Question: what type of asthma do you have? Asthma has many triggers. Stress can be a trigger for some people; for them, placebos can seem very potent. Also, many cases of asthma wax and wane over time; are you sure it did not just go into remission? Please keep your rescue inhaler handy just in case. (Helpful hint: a US Army study found that even in bad storage conditions, i.e. a forward operating base in Afghanistan, those are good for much longer than the sell-by date on the package.)
I have exercise-induced asthma. One of the great things about that is that it’s amenable to treatment by exercise. You have to be gentle about ramping up, but once you get there, it can very much improve your asthma control. I also rarely use my rescue inhaler, and haven’t used a controller medication in over a year. It’s possible I’ve just been lucky, but I’m going to stick to the exercise regimen anyway, because it’s good for me in other ways as well.
Yes, placebo. All you’re taking is water, after all.

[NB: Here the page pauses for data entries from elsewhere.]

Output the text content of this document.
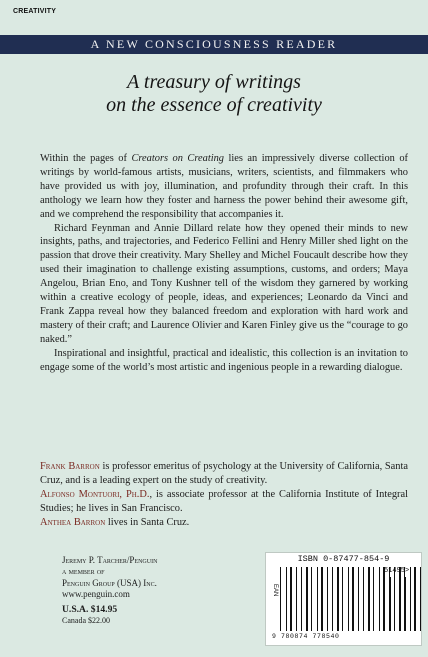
CREATIVITY
A NEW CONSCIOUSNESS READER
A treasury of writings
on the essence of creativity

Within the pages of Creators on Creating lies an impressively diverse collection of writings by world-famous artists, musicians, writers, scientists, and filmmakers who have provided us with joy, illumination, and profundity through their craft. In this anthology we learn how they foster and harness the power behind their awesome gift, and we comprehend the responsibility that accompanies it.

Richard Feynman and Annie Dillard relate how they opened their minds to new insights, paths, and trajectories, and Federico Fellini and Henry Miller shed light on the passion that drove their creativity. Mary Shelley and Michel Foucault describe how they used their imagination to challenge existing assumptions, customs, and orders; Maya Angelou, Brian Eno, and Tony Kushner tell of the wisdom they garnered by working within a creative ecology of people, ideas, and experiences; Leonardo da Vinci and Frank Zappa reveal how they balanced freedom and exploration with hard work and mastery of their craft; and Laurence Olivier and Karen Finley give us the “courage to go naked.”

Inspirational and insightful, practical and idealistic, this collection is an invitation to engage some of the world’s most artistic and ingenious people in a rewarding dialogue.

Frank Barron is professor emeritus of psychology at the University of California, Santa Cruz, and is a leading expert on the study of creativity.

Alfonso Montuori, Ph.D., is associate professor at the California Institute of Integral Studies; he lives in San Francisco.

Anthea Barron lives in Santa Cruz.

Jeremy P. Tarcher/Penguin
a member of
Penguin Group (USA) Inc.
www.penguin.com
U.S.A. $14.95
Canada $22.00
ISBN 0-87477-854-9
51495>
EAN
9 780874 778540
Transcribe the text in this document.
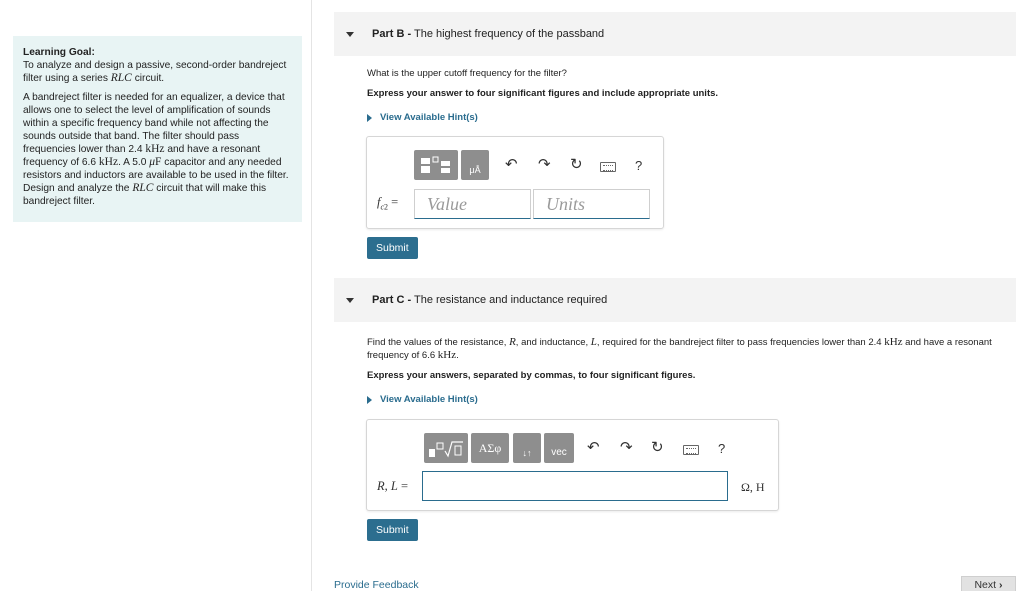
Learning Goal:

To analyze and design a passive, second-order bandreject filter using a series RLC circuit.

A bandreject filter is needed for an equalizer, a device that allows one to select the level of amplification of sounds within a specific frequency band while not affecting the sounds outside that band. The filter should pass frequencies lower than 2.4 kHz and have a resonant frequency of 6.6 kHz. A 5.0 μF capacitor and any needed resistors and inductors are available to be used in the filter. Design and analyze the RLC circuit that will make this bandreject filter.

Part B - The highest frequency of the passband
What is the upper cutoff frequency for the filter?
Express your answer to four significant figures and include appropriate units.
View Available Hint(s)
μÅ ↶ ↷ ↻	?
$f_{c2}$ =
Value
Units
Submit
Part C - The resistance and inductance required
Find the values of the resistance, R, and inductance, L, required for the bandreject filter to pass frequencies lower than 2.4 kHz and have a resonant frequency of 6.6 kHz.
Express your answers, separated by commas, to four significant figures.
View Available Hint(s)
ΑΣφ	↓↑ vec ↶ ↷ ↻	?
R, L =	Ω, H
Submit
Provide Feedback	Next ›
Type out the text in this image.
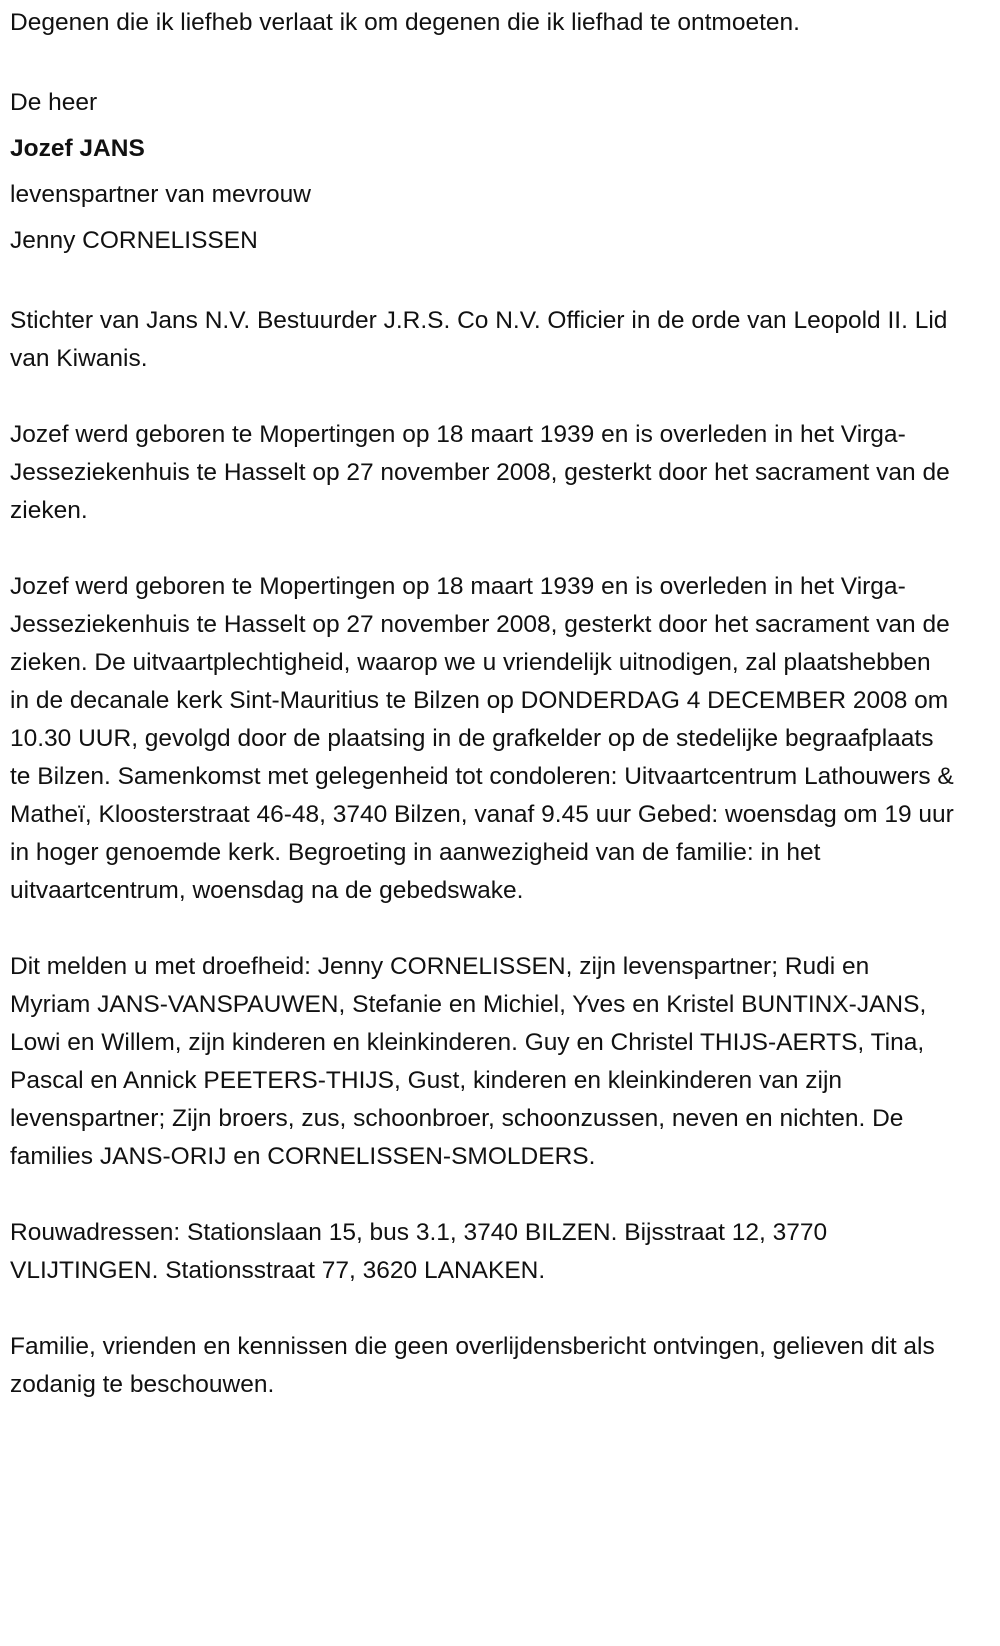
Degenen die ik liefheb verlaat ik om degenen die ik liefhad te ontmoeten.

De heer
Jozef JANS
levenspartner van mevrouw
Jenny CORNELISSEN

Stichter van Jans N.V. Bestuurder J.R.S. Co N.V. Officier in de orde van Leopold II. Lid van Kiwanis.

Jozef werd geboren te Mopertingen op 18 maart 1939 en is overleden in het Virga-Jesseziekenhuis te Hasselt op 27 november 2008, gesterkt door het sacrament van de zieken.

Jozef werd geboren te Mopertingen op 18 maart 1939 en is overleden in het Virga-Jesseziekenhuis te Hasselt op 27 november 2008, gesterkt door het sacrament van de zieken. De uitvaartplechtigheid, waarop we u vriendelijk uitnodigen, zal plaatshebben in de decanale kerk Sint-Mauritius te Bilzen op DONDERDAG 4 DECEMBER 2008 om 10.30 UUR, gevolgd door de plaatsing in de grafkelder op de stedelijke begraafplaats te Bilzen. Samenkomst met gelegenheid tot condoleren: Uitvaartcentrum Lathouwers & Matheï, Kloosterstraat 46-48, 3740 Bilzen, vanaf 9.45 uur Gebed: woensdag om 19 uur in hoger genoemde kerk. Begroeting in aanwezigheid van de familie: in het uitvaartcentrum, woensdag na de gebedswake.

Dit melden u met droefheid: Jenny CORNELISSEN, zijn levenspartner; Rudi en Myriam JANS-VANSPAUWEN, Stefanie en Michiel, Yves en Kristel BUNTINX-JANS, Lowi en Willem, zijn kinderen en kleinkinderen. Guy en Christel THIJS-AERTS, Tina, Pascal en Annick PEETERS-THIJS, Gust, kinderen en kleinkinderen van zijn levenspartner; Zijn broers, zus, schoonbroer, schoonzussen, neven en nichten. De families JANS-ORIJ en CORNELISSEN-SMOLDERS.

Rouwadressen: Stationslaan 15, bus 3.1, 3740 BILZEN. Bijsstraat 12, 3770 VLIJTINGEN. Stationsstraat 77, 3620 LANAKEN.

Familie, vrienden en kennissen die geen overlijdensbericht ontvingen, gelieven dit als zodanig te beschouwen.
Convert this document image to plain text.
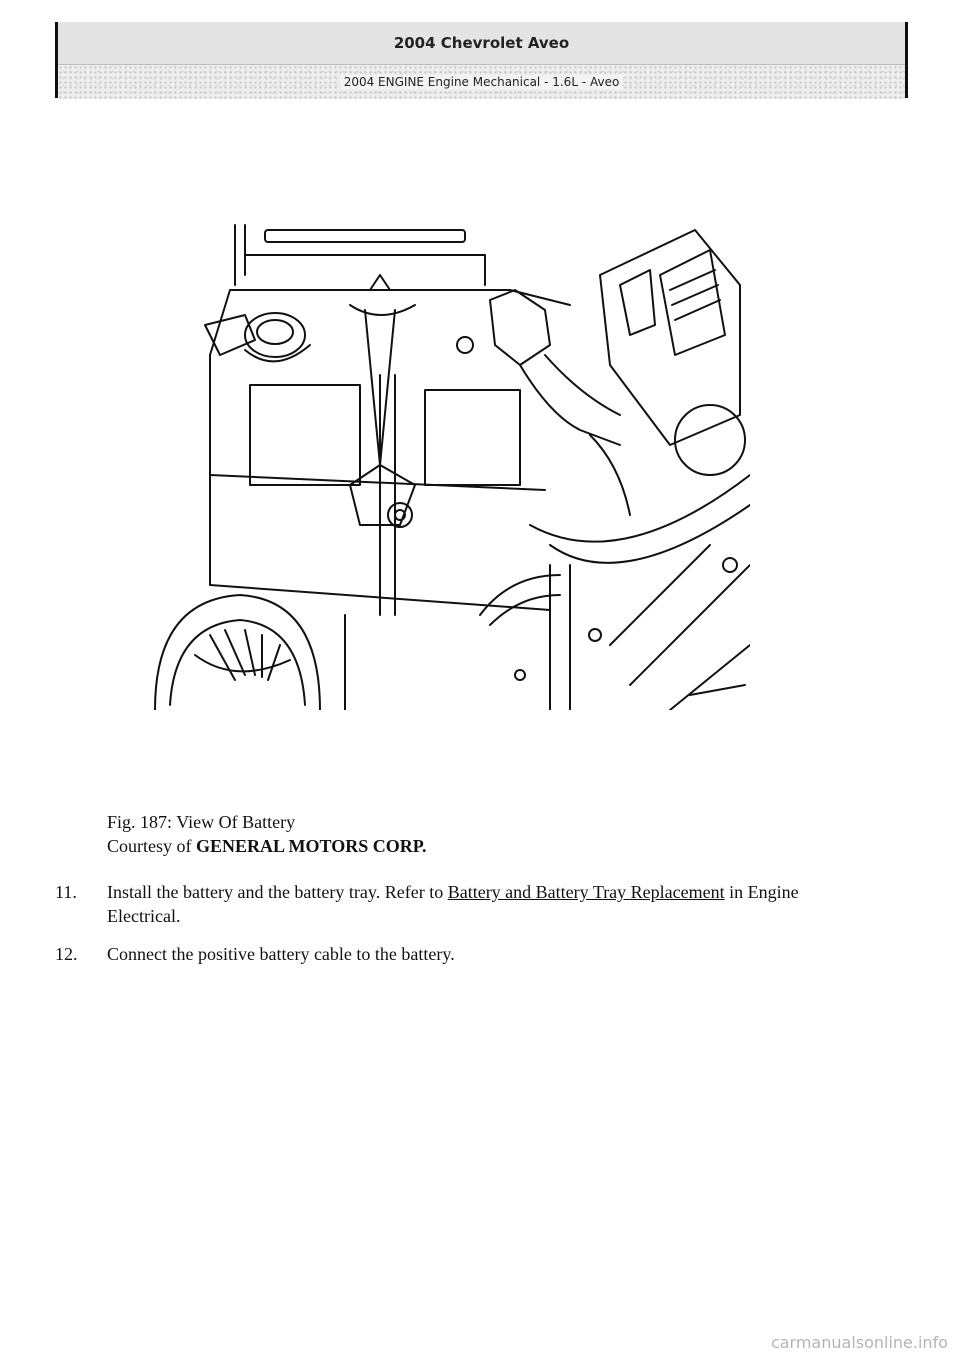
2004 Chevrolet Aveo
2004 ENGINE Engine Mechanical - 1.6L - Aveo
Fig. 187: View Of Battery
Courtesy of GENERAL MOTORS CORP.
11.	Install the battery and the battery tray. Refer to Battery and Battery Tray Replacement in Engine Electrical.
12.	Connect the positive battery cable to the battery.
carmanualsonline.info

So, let me get this straight: a chiropractor pops in to complain about how acupuncture is being treated in an article and, as evidence, offers an anecdote about using homeopathy for asthma?
Narad: it’s the Triple Crown of woo! And unfortunately the three most mainstream, and “legitimate” forms of woo. My mother just told me last night her friend swears acupuncture helped her stop smoking. I asked her to find out what else her friend used, before jumping to conclusions.
I haven’t looked into it too much yet but the British skeptic boards are discussing a court decision today that will make it almost impossible for homeopathy to continue in its present form in the UK. Maybe Orac can check that out in coming days.
Mr. Calhoun:
Sorry I missed that, I was a bit busy that week.
Which is not a very good form of data either, and that statement is still false. For qualitative data to be any good there has to more than an N=1, and it has to have a consistency in its collection. Not third party stories about a dog and how it felt.
It wouldn’t surprise me in the least if acupuncture helped some people quit. There’s a significant top-down psychological component in play. (E.g., PMID 16237578.)